Staff writer Amelia Foster attended “Sounds as Archives and Monuments: Centering the quotidian of a French Banlieue” at Columbia’s Maison Francaise on Tuesday, September 17, from 6 to 7:30 pm. The event was an exploration of Mame-Fatou Niang’s book, Néoblaste

Over two dozen people sat in the East Gallery of the Maison Française, listening to recordings of children playing, water bubbling, clinking jewelry, and an ice cream truck passing by on a quiet street. The stark white walls of the East Gallery, paired with the plain chairs and lack of decoration, created a dearth of sensory input—the attendees had no choice but to pay attention to the noises playing from the speakers. A tiny room in Columbia’s campus momentarily mimicked the reality of life in Paris’ banlieues, some 3,600 miles away.

The event, hosted by visiting professor Mame-Fatou Niang, detailed the creation of Niang’s book Néoblaste, a book which stemmed from her 2023-2024 artist residency in Clichy-Sous-Bois, a town outside of Paris. During this residency, she worked with a team of artists she had selected to examine the sounds of the banlieue. Niang began by describing stereotypes of the banlieue and contrasting them to the reality of life there, leading us into a discussion of what it means to memorialize sound in an era where the news often leaves us speechless. 

For those who may be unfamiliar with the banlieues, on paper, they are the suburbs of Paris, being part of the Paris metropolitan area. The term banlieue, however, carries a very different connotation from the American ideal of the suburb. Where American suburbs are defined by picket fences, ideals of whiteness, and an overall sense of affluence, the banlieue has the opposite connotation, which is why Niang (and I) relied on the French term rather than its direct translation. 

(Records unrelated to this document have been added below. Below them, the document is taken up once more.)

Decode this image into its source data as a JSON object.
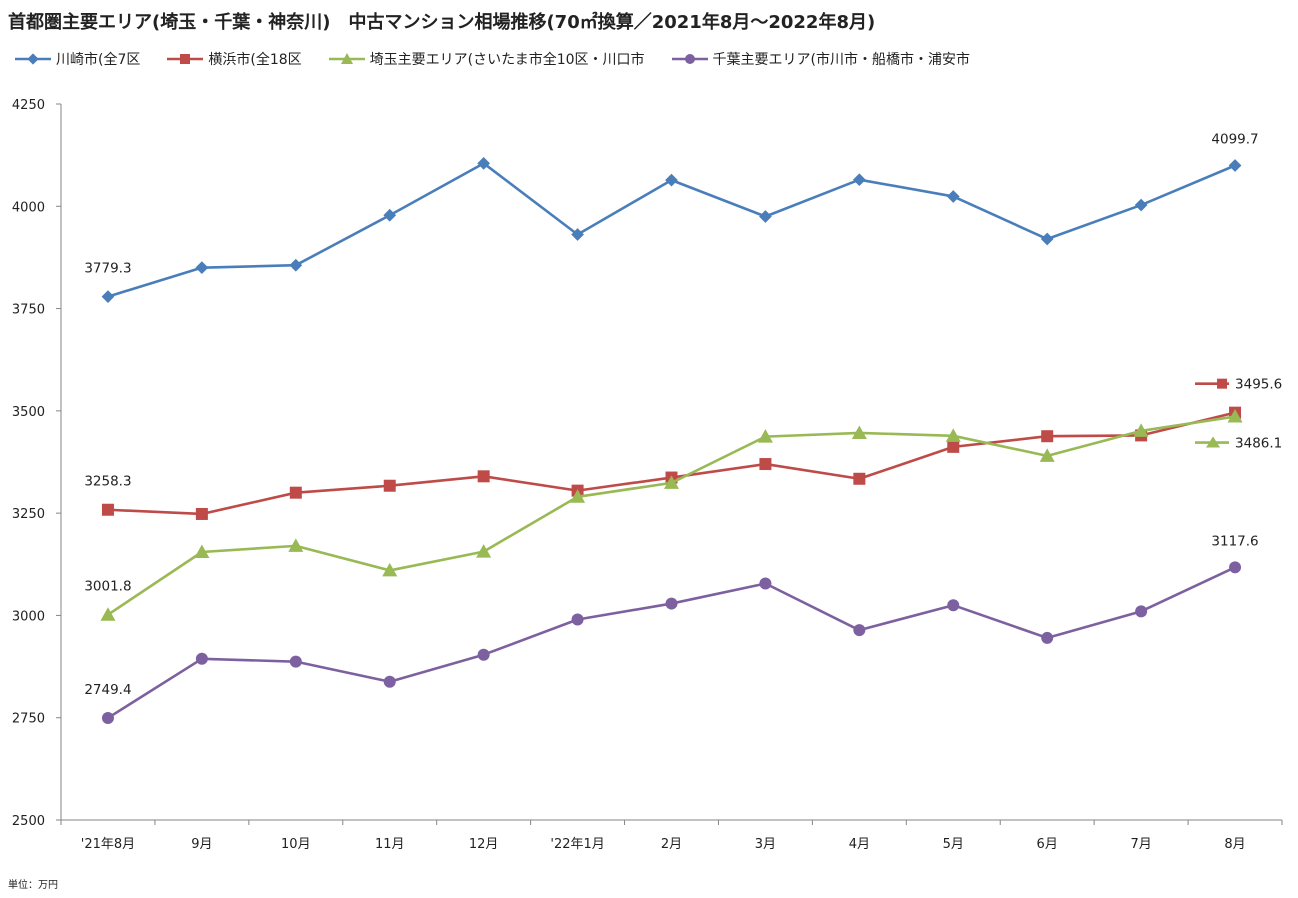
{
  "title": "首都圏主要エリア(埼玉・千葉・神奈川)　中古マンション相場推移(70㎡換算／2021年8月～2022年8月)",
  "unit_note": "単位：万円",
  "chart_data": {
    "type": "line",
    "title": "首都圏主要エリア(埼玉・千葉・神奈川)　中古マンション相場推移(70㎡換算／2021年8月～2022年8月)",
    "xlabel": "",
    "ylabel": "",
    "ylim": [
      2500,
      4250
    ],
    "yticks": [
      2500,
      2750,
      3000,
      3250,
      3500,
      3750,
      4000,
      4250
    ],
    "grid": false,
    "legend_position": "top",
    "categories": [
      "'21年8月",
      "9月",
      "10月",
      "11月",
      "12月",
      "'22年1月",
      "2月",
      "3月",
      "4月",
      "5月",
      "6月",
      "7月",
      "8月"
    ],
    "series": [
      {
        "name": "川崎市(全7区",
        "color": "#4a7ebb",
        "marker": "diamond",
        "values": [
          3779.3,
          3850,
          3856,
          3978,
          4105,
          3931,
          4064,
          3975,
          4065,
          4024,
          3920,
          4003,
          4099.7
        ],
        "labels": [
          {
            "index": 0,
            "text": "3779.3"
          },
          {
            "index": 12,
            "text": "4099.7"
          }
        ]
      },
      {
        "name": "横浜市(全18区",
        "color": "#be4b48",
        "marker": "square",
        "values": [
          3258.3,
          3248,
          3300,
          3317,
          3340,
          3305,
          3337,
          3370,
          3334,
          3412,
          3438,
          3440,
          3495.6
        ],
        "labels": [
          {
            "index": 0,
            "text": "3258.3"
          },
          {
            "index": 12,
            "text": "3495.6"
          }
        ]
      },
      {
        "name": "埼玉主要エリア(さいたま市全10区・川口市",
        "color": "#98b954",
        "marker": "triangle",
        "values": [
          3001.8,
          3155,
          3170,
          3110,
          3156,
          3290,
          3324,
          3437,
          3446,
          3439,
          3390,
          3451,
          3486.1
        ],
        "labels": [
          {
            "index": 0,
            "text": "3001.8"
          },
          {
            "index": 12,
            "text": "3486.1"
          }
        ]
      },
      {
        "name": "千葉主要エリア(市川市・船橋市・浦安市",
        "color": "#7d60a0",
        "marker": "circle",
        "values": [
          2749.4,
          2894,
          2887,
          2838,
          2904,
          2990,
          3029,
          3078,
          2964,
          3025,
          2945,
          3010,
          3117.6
        ],
        "labels": [
          {
            "index": 0,
            "text": "2749.4"
          },
          {
            "index": 12,
            "text": "3117.6"
          }
        ]
      }
    ]
  }
}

While there are select affluent suburbs around Paris, most are largely populated by middle or lower class, Maghrebi, black, immigrant, and/or Muslim people. Mainstream depictions of the banlieues characterize them as ghettos, sites of riots, and filled with gangs that roam the streets and terrorize innocent French citizens. Niang’s work seeks to subvert this depiction of the banlieue by focusing on the sounds of daily life, taking a fleeting sensory experience and setting it in metaphorical stone in Néoblaste

Niang showed the audience pages from the book on her presentation. It pairs short poems reflecting on aspects of life in the banlieue with images you can scan with an app that plays a sound to correspond with the poem. Niang first read the poems in their original French, and occasionally translated one into English for the Anglophones in the audience. 

The language and content of “Sounds as Archives” was clearly geared towards those who already had a grasp of the politics of the banlieue. The event balanced nicher Francophone topics (references to the theory of French Caribbean politician and philosopher Aimé Césaire, the right-wing family Le Pen, calling France l’Héxagone) with efforts to translate into English, and descriptions of stereotypes of the banlieue for those who may have been unaware.  

The tone was largely informal, with Niang alternating between reading off of a prepared paper, and speaking impassionately towards the crowd. She read her own work, presented the poetry of those she worked with, played videos of elderly artists she knew, and revealed in a gossipy tone that two of the artists had started dating while making art with her. Towards the end, Niang confessed that the June 2023 murder of a young North African boy by the French police tore both her and her art apart, coming almost to tears while doing so. The crowd was reactive, nodding in sympathy and laughing at all her jokes. By the end, I felt that I not only understood the subject better, but that I had formed my own relationship with Niang–she was just that charming. The effect was intimate, as if the presentation of her work was part of a dinner party and the host had just happened to create a slideshow for fun.

The intimacy of the event was only strengthened by the Q&A at the end, with questions that were often simply long, rambling confessions of their love and interest in Niang’s work. Artists she knew in France attended the event to see her present. One man from Senegal said that her presentations of West African culture in the banlieues made him feel deeply nostalgic for his childhood in Africa. Though Niang finished her presentation at 7 pm, leaving 30 minutes of the scheduled time for questions, the in-depth Q&A section ran 15 minutes over and would have continued had the Maison Française not announced the end of the event. 

Niang’s passion for her work sparked the most in her answer to the final question of the night. Speaking quickly, her voice rising, she asked: “What must we do about the past that is not allowed to become the past?” What happens when progress is stymied by the racism, xenophobia, and Islamophobia that clouds mainstream depictions of the banlieue? Niang answered that sound produces a public memory. When the news only shows police sirens and riots, she counters with family scenes and West African music. 

During the event, I couldn’t help but remember my own time in a banlieue. Seine-Saint-Denis, the department (similar to a US county) that contains Niang’s Clichy-Sous-Bois, is my home to my close friend, and I was able to visit him there in 2022 when I was in Paris for a summer abroad program. Niang’s art evoked memories of how beautiful the parks were, the sunset from his window, and the noisy bus back to Paris in the morning. By the end, the audience, Niang, and I were all in two places at once: at Columbia, and in the banlieue.